2. Defending Member States will request their national courts and any third country courts to set aside intra-EU BIT and ECT awards or not to enforce them due to a lack of consent to arbitration.
3. Member States “inform the investor community that no new intra-EU investment arbitration proceeding should be initiated”.

Some may consider that the tone of this undertaking (and that of the first mentioned above), amounts to a warning. It will be interesting to see whether investors (and tribunals) heed this “warning”.

4. Member States which control organisations which have brought investment arbitration claims against another Member State will withdraw those claims.
5. Member States will terminate all intra-EU BITs by way of a plurilateral treaty or (if more expedient) bilaterally, ideally by 6 December 2019.
6. Settlements/awards in intra-EU BIT and ECT arbitrations which cannot be annulled or set aside and were voluntarily complied with or enforced before Achmea should not be challenged.

It is not immediately apparent what right to re-open concluded settlements or unwind enforcement measures is being given up here.

7. Member States and the EC will discuss what additional steps are necessary “to draw all the consequences from Achmea in relation to the intra-EU application of the Energy Charter Treaty.”

The wording of this last commitment is somewhat vague, but clearly the intention is to do whatever needs to be done in order to apply the principles in the Declarations to intra-EU ECT arbitrations.

Because the question of Achmea‘s applicability to the ECT is being considered in the Novenergia II appeal, and perhaps in recognition of the Vattenfall counter-arguments above, two additional Declarations (one by Finland, Luxembourg, Malta, Slovenia and Sweden and another by Hungary) omit the main Declaration’s conclusions about, and commitments with regard to, the ECT. Hungary’s Declaration goes so far as to state that in that Member State’s opinion, Achmea does not apply to ECT claims.

Is intra-EU arbitration dead?

By the Declarations, the Member States have fallen in line with the EC. The intention is to bring all existing intra-EU investor-state arbitrations to an end by the end of 2019, and prevent any new intra-EU arbitrations. By tackling not only the arbitrations but the treaties themselves, and “informing” tribunals and investors that arbitrations cannot be commenced or continue, Member States intend a comprehensive extermination of intra-EU arbitration.

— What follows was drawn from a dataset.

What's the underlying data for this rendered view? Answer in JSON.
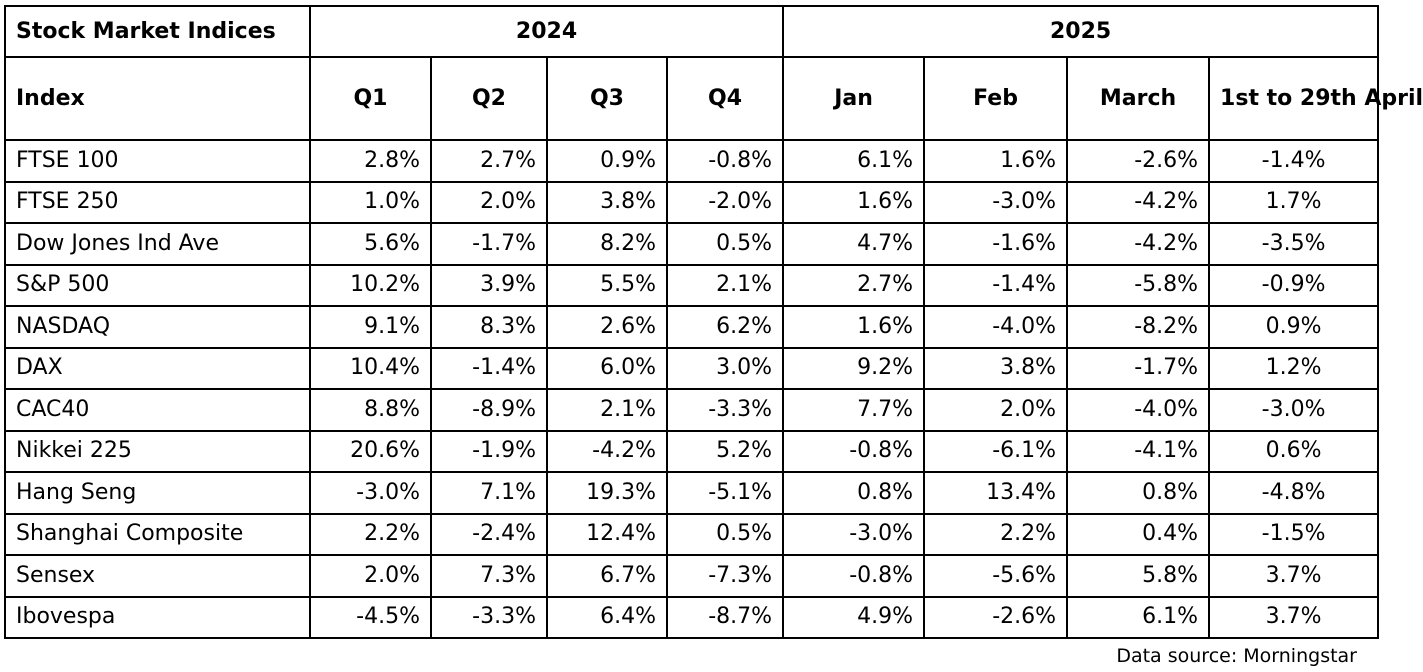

In this regard, the Declarations consider that sunset and grandfathering clauses found in intra-EU BITs (by which the treaty’s protections and right to bring claims survive termination for a period of time) are inapplicable. This might be challenged by investors either as a matter of the interpretation and application of the treaties, or on the basis of a denial of access to justice (protected under the EU’s Charter of Fundamental Rights). However, it may be that the instrument of termination will include a provision whereby the signatory states amended/delete the sunset clauses first and then terminate the relevant treaty.

The one possible survivor could be ECT arbitrations, clinging on by the thread of the Novenergia II appeal and the “minority” Declarations. But it would be a brave person who would gamble on the CJEU not extending its Achmea reasoning to the ECT. Perhaps the time for obituaries is not yet nigh, but the headstone is already being carved.